The holidays are around the corner. You know what that means. Despite the lovely decorations above the fireplace and the well-vacuumed living room, everyone will be ... in the kitchen.
"The days of kitchens in the back of the house are over," says Melissa Birdsong, vice president of trend, design and brand at Lowe's. "It's more social. Family structures are different. People are putting sofas in kitchens for a sitting room. People want to be there."
The first thing you need to do is make a plan, says organizing expert Julie Morgenstern of Julie Morgenstern Enterprises in New York City. Sit down for a half hour and think about what you want to do for the holidays, she suggests. Do you love to bake? Host large parties? Take inventory of what you have and what you need for the season.
"Go on the hunt for serving pieces, bowls, roasters. Did the gravy boat break last year?" she says.
You'll see what you have and, best of all, you won't waste money, and time, buying duplicates.
"People wait until the last minute and spend more money than needed," she says. Plus the stress level goes up and things take twice as long to do, she adds.
One way to reduce the chaos is to create "activity zones," Morgenstern says.
For a food prep zone, choose the longest counter and stock cabinets above and below with food and supplies. Keep roasting pans, cookie sheets and molds in the cooking zone. Morgenstern's "all-time favorite thing" is Diamond Cabinets' flip-down acrylic cookbook holder that disappears under a cabinet. (In 2005 Diamond Cabinets remodeled her kitchen.)
"It doesn't take up counter space and it inspires me. It's so much fun to use. You're not wrestling with a cookbook," she says.
Create a serving area -- in the kitchen or dining room or wherever -- for linens and serving dishes.

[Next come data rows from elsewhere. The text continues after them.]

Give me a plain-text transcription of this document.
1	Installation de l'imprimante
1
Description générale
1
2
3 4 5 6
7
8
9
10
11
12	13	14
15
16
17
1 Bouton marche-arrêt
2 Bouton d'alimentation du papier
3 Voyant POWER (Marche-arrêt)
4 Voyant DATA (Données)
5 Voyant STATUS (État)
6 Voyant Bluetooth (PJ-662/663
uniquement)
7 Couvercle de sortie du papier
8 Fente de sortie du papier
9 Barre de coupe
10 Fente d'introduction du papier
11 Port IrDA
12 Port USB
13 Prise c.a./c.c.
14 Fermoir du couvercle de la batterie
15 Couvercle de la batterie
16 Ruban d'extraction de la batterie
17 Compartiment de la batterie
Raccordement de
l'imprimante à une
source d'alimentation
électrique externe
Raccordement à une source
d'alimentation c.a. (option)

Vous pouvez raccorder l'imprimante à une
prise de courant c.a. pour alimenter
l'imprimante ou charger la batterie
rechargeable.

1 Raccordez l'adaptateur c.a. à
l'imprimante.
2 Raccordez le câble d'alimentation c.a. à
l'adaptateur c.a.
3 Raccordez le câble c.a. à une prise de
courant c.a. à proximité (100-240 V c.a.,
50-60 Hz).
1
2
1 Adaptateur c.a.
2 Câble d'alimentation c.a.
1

A wrapping zone, in a closet or drawer, streamlines paper, tape and ribbons. Stock it now, Morgenstern says.
Once you've determined your zones, make your space efficient, says Sara Ann Busby, of Sara Busby Designs in Elk Rapids, Mich., and vice president of the National Kitchen & Bath Association.
In other words, dive inside the deep, dark recesses of your cabinets, where 10-year-old oregano and stale cookie sprinkles lurk.

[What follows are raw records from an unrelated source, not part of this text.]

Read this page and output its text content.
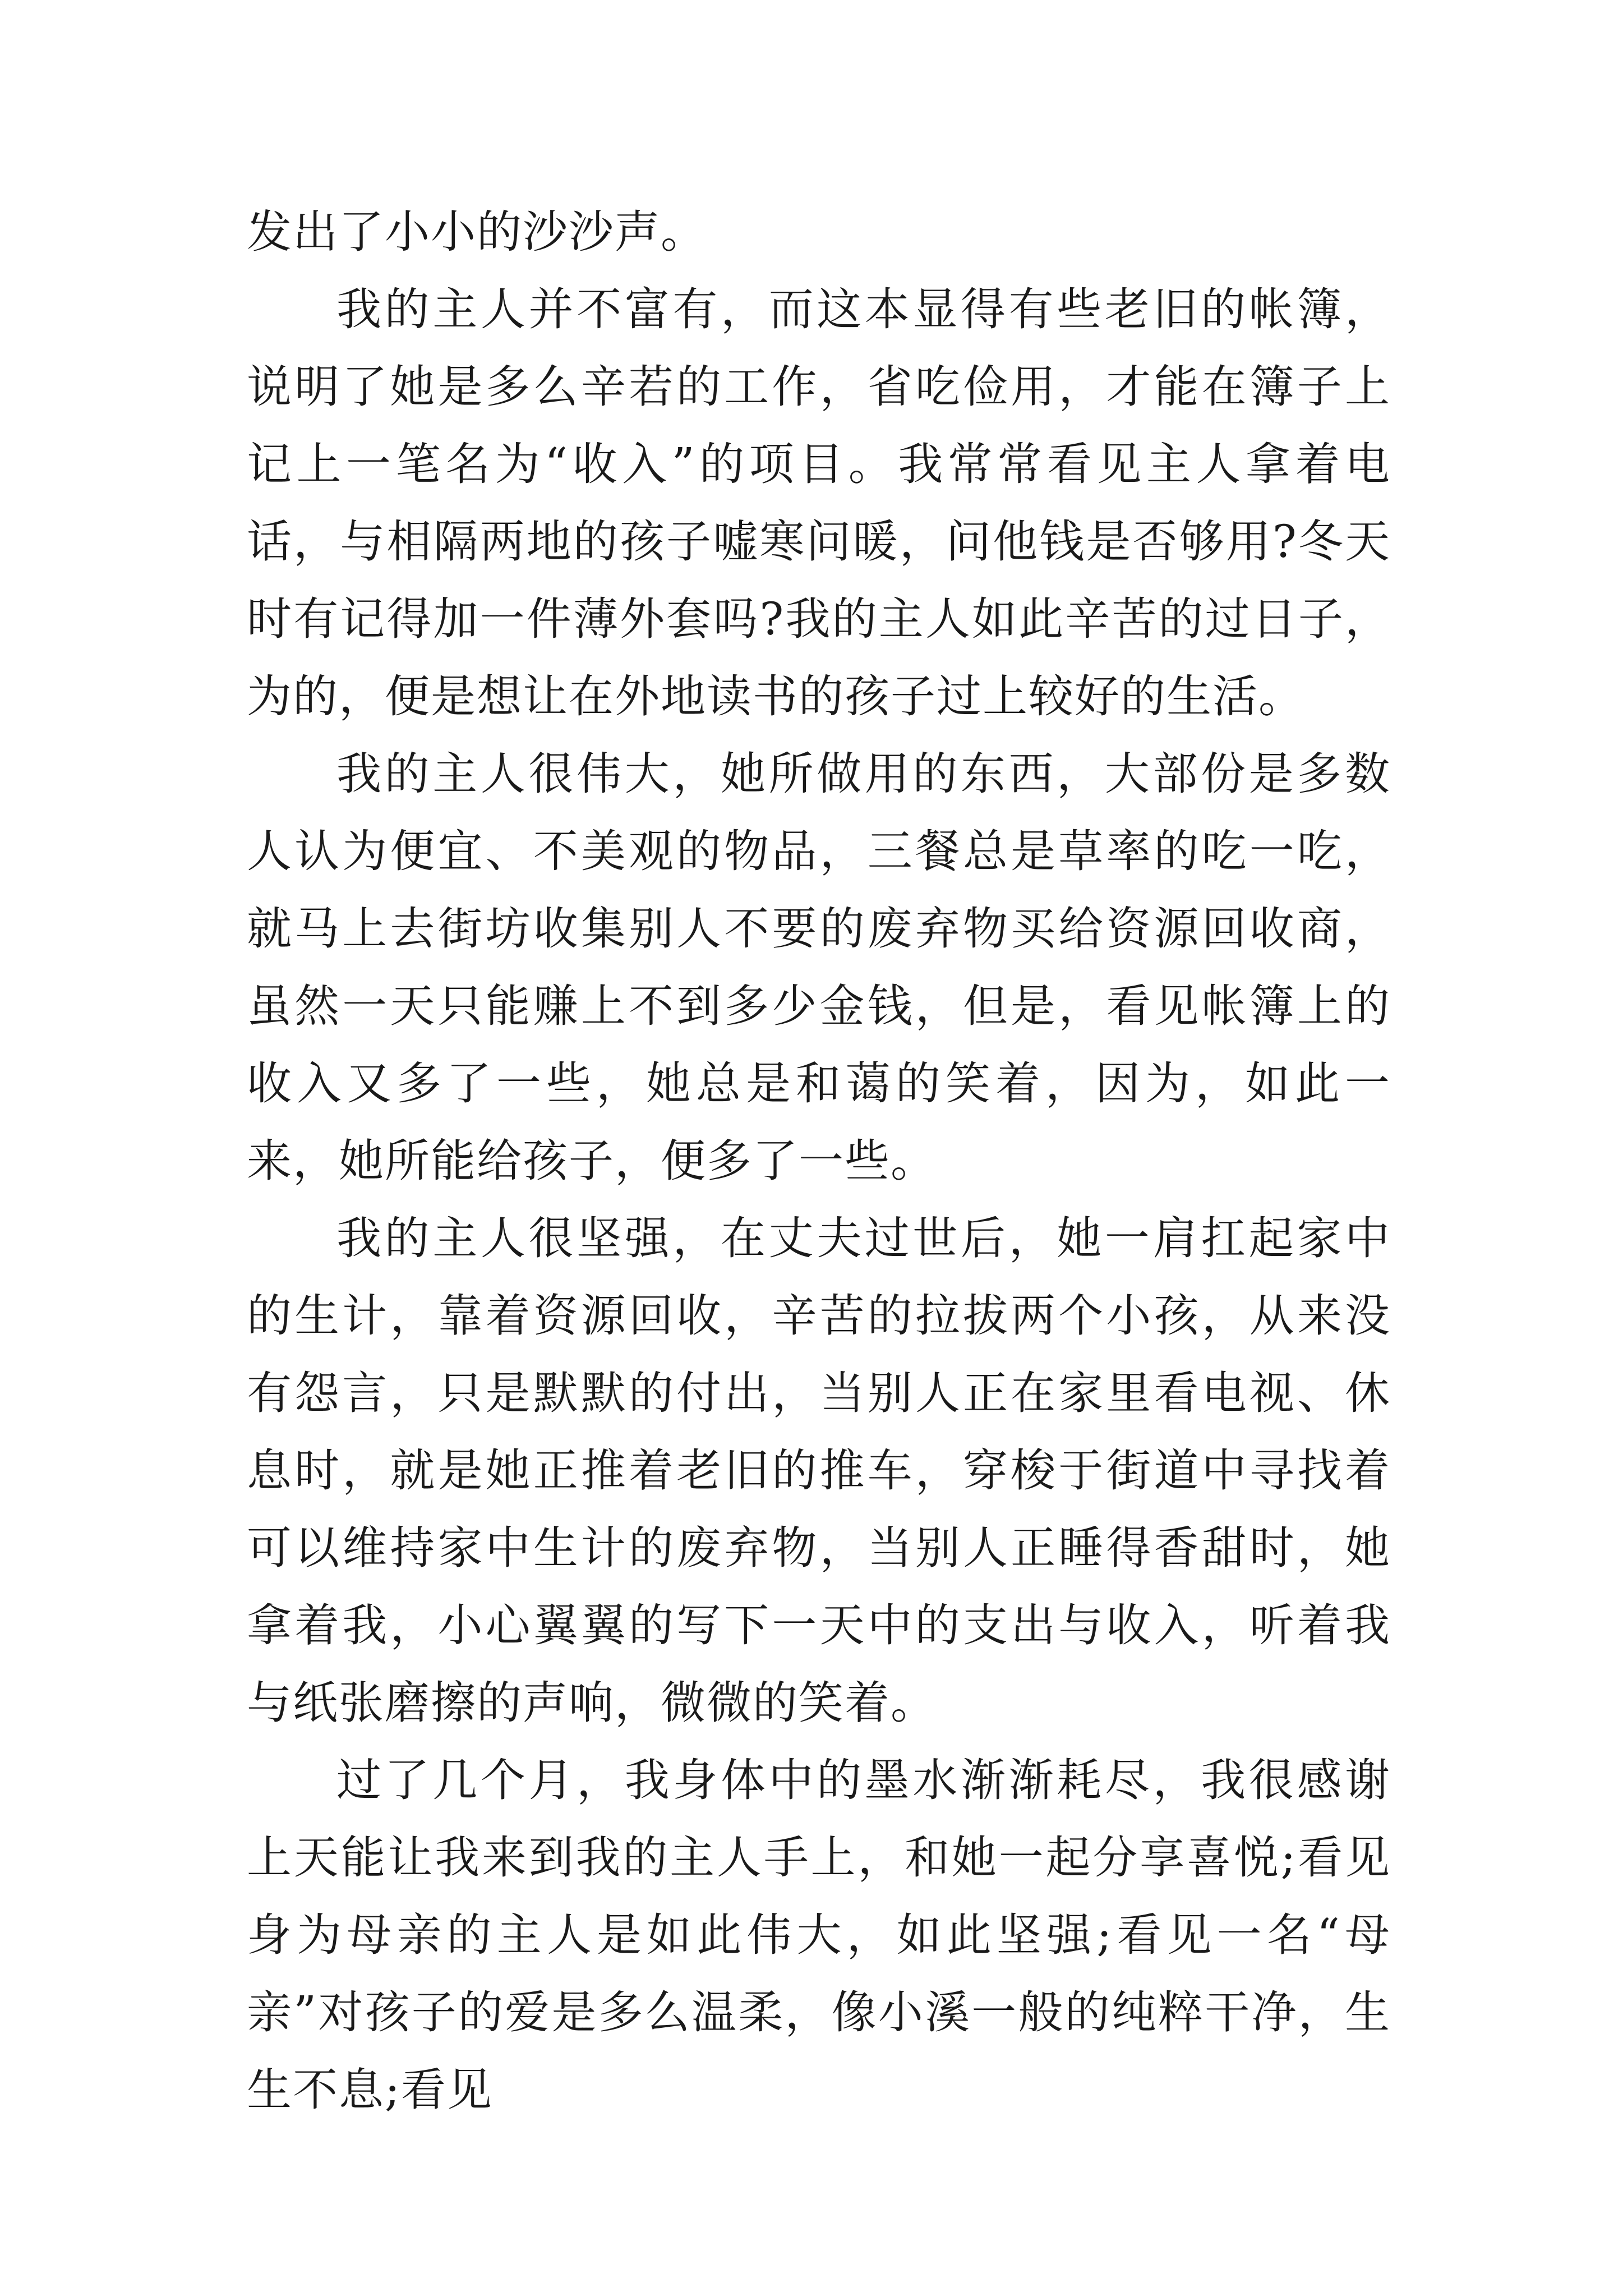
发出了小小的沙沙声。

我的主人并不富有，而这本显得有些老旧的帐簿，说明了她是多么辛若的工作，省吃俭用，才能在簿子上记上一笔名为“收入”的项目。我常常看见主人拿着电话，与相隔两地的孩子嘘寒问暖，问他钱是否够用?冬天时有记得加一件薄外套吗?我的主人如此辛苦的过日子，为的，便是想让在外地读书的孩子过上较好的生活。

我的主人很伟大，她所做用的东西，大部份是多数人认为便宜、不美观的物品，三餐总是草率的吃一吃，就马上去街坊收集别人不要的废弃物买给资源回收商，虽然一天只能赚上不到多少金钱，但是，看见帐簿上的收入又多了一些，她总是和蔼的笑着，因为，如此一来，她所能给孩子，便多了一些。

我的主人很坚强，在丈夫过世后，她一肩扛起家中的生计，靠着资源回收，辛苦的拉拔两个小孩，从来没有怨言，只是默默的付出，当别人正在家里看电视、休息时，就是她正推着老旧的推车，穿梭于街道中寻找着可以维持家中生计的废弃物，当别人正睡得香甜时，她拿着我，小心翼翼的写下一天中的支出与收入，听着我与纸张磨擦的声响，微微的笑着。

过了几个月，我身体中的墨水渐渐耗尽，我很感谢上天能让我来到我的主人手上，和她一起分享喜悦;看见身为母亲的主人是如此伟大，如此坚强;看见一名“母亲”对孩子的爱是多么温柔，像小溪一般的纯粹干净，生生不息;看见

"Get everything [inside] organized. It's the reverse of spring cleaning," she says. "Now's a great time to take a look at the spice cabinet and add a pullout spice drawer or rack."
Look for vertical dividers to organize platters, baking sheets and other oversize pieces.
Hanging stemware racks inside cabinets is a do-it-yourself project, she says.
Busby recommends a pullout "towel" bar inside a cabinet for hanging linens, a nice alternative to stacking tablecloths and runners. The do-it-yourself project costs about $100, she says. Some other organizing tools: canisters for bulk food that drop into drawers, a drawer rack for knives and mixer appliance lifts inside cabinets that save you the effort of hauling up the heavy appliance to the counter.
A rolling cart you can tuck into a closet makes for ideal mobile storage, Busby says.
A table with wheels works too, Birdsong says.
Birdsong also recommends retrofitting pullout drawers -- for everything from cabinets to trash receptacles. Turntables (lazy Susans) keep items such as condiments in plain sight.
Following the old rule of thumb of storing things close to where you work keeps things efficient, Birdsong says.
The upside to having all your guests crowding the kitchen? Maybe there will be more people to help clean up. For those conscientious types, take advantage of one last tip.
"Label shelves in your cupboards and pantries so that family members [and guests] can help to put away dishes and groceries," says Donna Smallin, an organization expert and author of several organization books, in Mesa, Arizona.
And if your guests happen to help out with those chores, be sure to write their names. You'll want to invite them to the next party you host.